I've finished writing a subroutine to solve the problem P^i.U^(i-!)+Q^i.U^(i)+S^i.U^(i+!)=0 (where P,Q and S are NxN Dcomplex arrays and U is an N Dcomplex vector and i refers to the current mesh position). My routine makes a lot of usage of ZGESV in order to solve this problem. In one limit P,Q and S are diagonal in which case one call to my subroutine takes approximately 1 minute (for N=101) however in most cases P,Q and S will be tridiagonal and in this case it seems that my subroutine now takes around 33 minutes instead. I was wondering if anyone knew if this is to be expected, and ways to get less of a performance hit in the tridiagonal case?

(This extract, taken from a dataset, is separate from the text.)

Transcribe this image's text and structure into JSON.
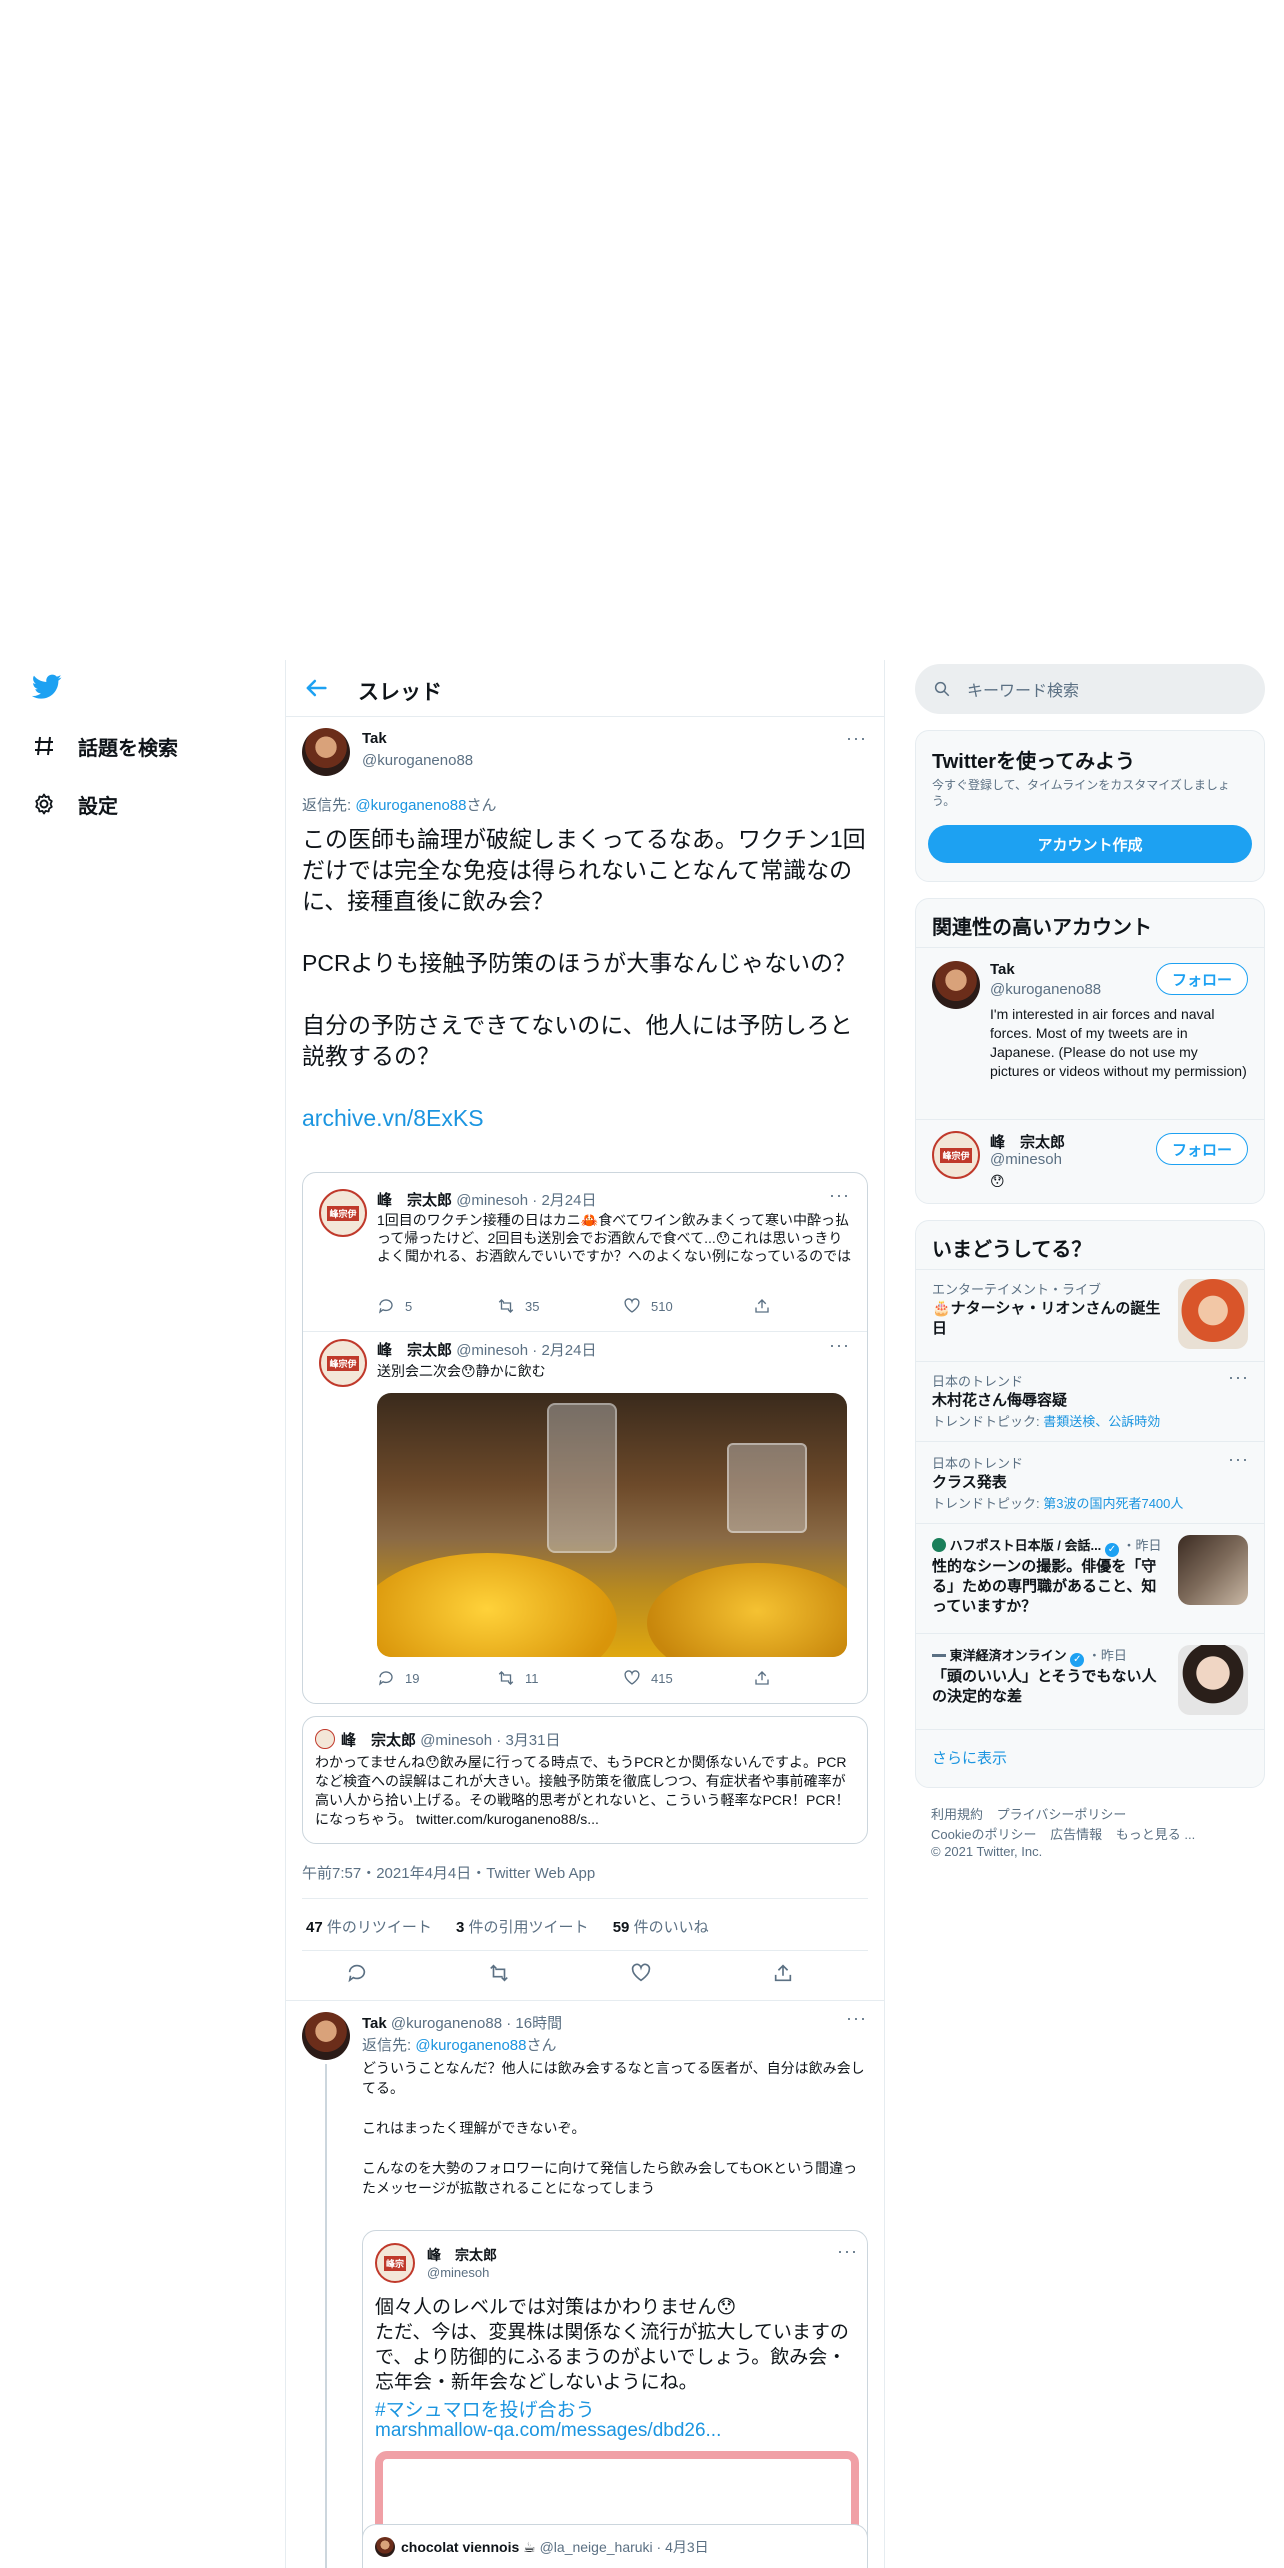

I've included a sample portion of the subroutine below if it helps.

- Code: Select all
`!Initialise beta`

DO i=1,nrows

beta(i,i,istrt)=CMPLX(1.0d0,0.0d0)

END DO

!Iterate from istrt to max

DO i=istrt+1,nx

!Load matrices

CALL LOAD_MATS(i)

!Get alphas

!Form temporary using BLAS matrix multiplication

!CALL ZGEMM('N','N',nrows,nrows,nrows,CMPLX(1.d0,0.d0),p_mat,nrows,alpha(:,:,i-1),nrows,CMPLX(0.d0,0.d0),temp,nrows)

temp2=alpha(:,:,i-1)

temp=MATMUL(p_mat,temp2)

!Update temporary by adding q_mat

temp=q_mat+temp

!Update second temporary

temp2=-s_mat

!Solve for alpha(:,:,i) -> Stored in temp2

CALL ZGESV(nrows,nrows,temp,nrows,ipiv1,temp2,nrows,info)

!Fill alpha segment

alpha(:,:,i)=temp2

!Now get Betas

!Loop over initial conditions

DO j=1,nrows

!Form temporary using BLAS matrix multiplication

!CALL ZGEMV('N',nrows,nrows,1.0,-p_mat,nrows,beta(:,j,i-1),1,0,vec_temp,1)

!CALL ZGEMM('N','N',nrows,1,nrows,1.0,-p_mat,nrows,beta(:,j,i-1),nrows,0,vec_temp,nrows)

vec_temp(:,1)=MATMUL(-p_mat,beta(:,j,i-1))

!Solve for beta(:,j,i) -> Stored in vec_temp

CALL ZGESV(nrows,1,temp,nrows,ipiv1,vec_temp(:,1),nrows,info)

!Fill beta segment

beta(:,j,i)=vec_temp(:,1)

END DO

END DO